On occasion, a party responsible for an accident and personal injuries will offer to pay for medical expenses related to the injuries. This most often occurs in slip and fall accidents at retail establishments.
It is just as common that the party later reneges on the agreement. On the rather rare occasion when the negligent party does pay for expenses, the question of liability and damages is still not necessarily settled.
In most cases involving personal injuries, there is some type of insurance involved. This certainly true of slip and fall accidents Insurance companies are not prone to pay out money on medical expenses or any other damages in the absence of liability on the part of their insured.
In case of slip and fall accidents, it seems as common as not that the promise to pay is simply a ploy to get the customer out of the store as quickly as possible. In other types of accidents, there may at first be an admission of liability with a later denial once the full scope of damages is known. In other words, they may accept liability on what they believe to be a small claim which is fact turns out to be a large claim.
This can be both perplexing and frustrating to an injured plaintiff. Yet it is generally allowable under the law. In fact, it is codified in Rule of 409 of both the New Mexico and Federal Rules of Evidence. Rule 409 states; “Evidence of furnishing or offering or promising to pay medical, hospital, or similar expense occasioned by an injury is not admissible to prove liability for the injury.”
What this means in practice is that a plaintiff cannot use the payment of medical expenses by the negligent defendant at trial for purposes of proving responsibility or liability for the injuries. The payment of medical expenses may be used at trial for other limited purpose but not for showing liability.
The Rule purports to serve a very valuable purpose.
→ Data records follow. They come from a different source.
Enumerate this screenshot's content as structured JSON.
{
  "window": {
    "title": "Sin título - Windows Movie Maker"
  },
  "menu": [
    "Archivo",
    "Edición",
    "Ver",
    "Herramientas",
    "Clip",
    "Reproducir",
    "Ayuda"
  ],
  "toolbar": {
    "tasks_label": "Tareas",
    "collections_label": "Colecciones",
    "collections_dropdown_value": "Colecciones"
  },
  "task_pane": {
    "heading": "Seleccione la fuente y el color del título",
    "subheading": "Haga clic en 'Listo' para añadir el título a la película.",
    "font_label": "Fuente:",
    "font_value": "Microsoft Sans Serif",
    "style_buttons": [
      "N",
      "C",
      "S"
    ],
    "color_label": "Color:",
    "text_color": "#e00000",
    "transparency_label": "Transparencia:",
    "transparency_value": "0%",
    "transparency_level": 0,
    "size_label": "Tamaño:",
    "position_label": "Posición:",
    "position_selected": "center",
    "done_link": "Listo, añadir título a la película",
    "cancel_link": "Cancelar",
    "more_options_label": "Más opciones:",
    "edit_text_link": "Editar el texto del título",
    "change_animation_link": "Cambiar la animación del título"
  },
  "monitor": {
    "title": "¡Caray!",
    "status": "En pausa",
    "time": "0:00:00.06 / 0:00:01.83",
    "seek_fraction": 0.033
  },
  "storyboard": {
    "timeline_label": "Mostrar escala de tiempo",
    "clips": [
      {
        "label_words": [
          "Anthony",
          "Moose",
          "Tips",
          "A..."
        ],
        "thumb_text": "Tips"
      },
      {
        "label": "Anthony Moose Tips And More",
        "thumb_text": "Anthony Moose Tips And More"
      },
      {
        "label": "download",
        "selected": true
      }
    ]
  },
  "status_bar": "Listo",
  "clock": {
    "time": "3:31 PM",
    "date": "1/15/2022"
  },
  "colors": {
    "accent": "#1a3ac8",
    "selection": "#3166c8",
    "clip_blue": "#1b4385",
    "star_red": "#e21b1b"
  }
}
After all, it is said that the law does not want to discourage payment of medical expenses even where those expenses and the related injuries are in dispute. The rule allows the payment of perhaps disputed medical expenses in turn providing for the medical care of an injured party.
On the other hand, it is extremely rare where a defendant, particularly an insurance company, would pay out damages early in a case on disputed claims. Instead, the insurance company would want a release of claims in return for the quick and cheap settlement of disputed claims. This is far more common and occurs with some regularity.
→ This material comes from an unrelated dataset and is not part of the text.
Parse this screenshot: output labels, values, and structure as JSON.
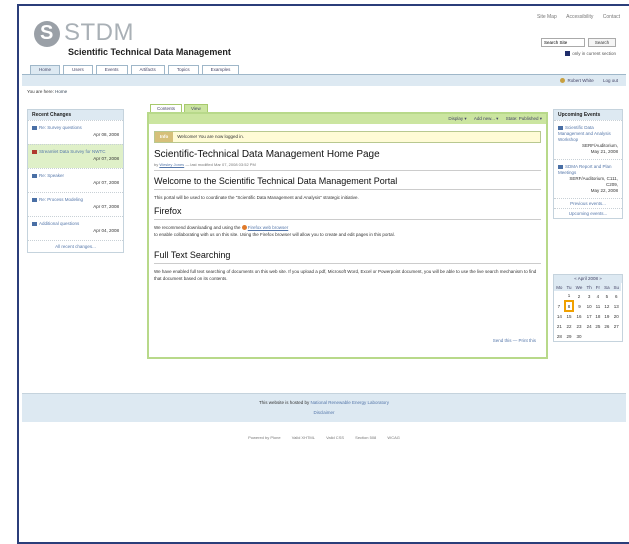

In cases of real personal injuries, a quick and cheap settlement is generally going to be far more advantageous to the insurance company than to the plaintiff. After all, insurance companies and defendants generally are not in the business of philanthropy and they unlikely to offer to pay medical expenses out of the goodness of their hearts. This brings us back to where we started which is insurance companies are not inclined to pay out disputed claims yet the payment of these claims cannot be later used against them at trial.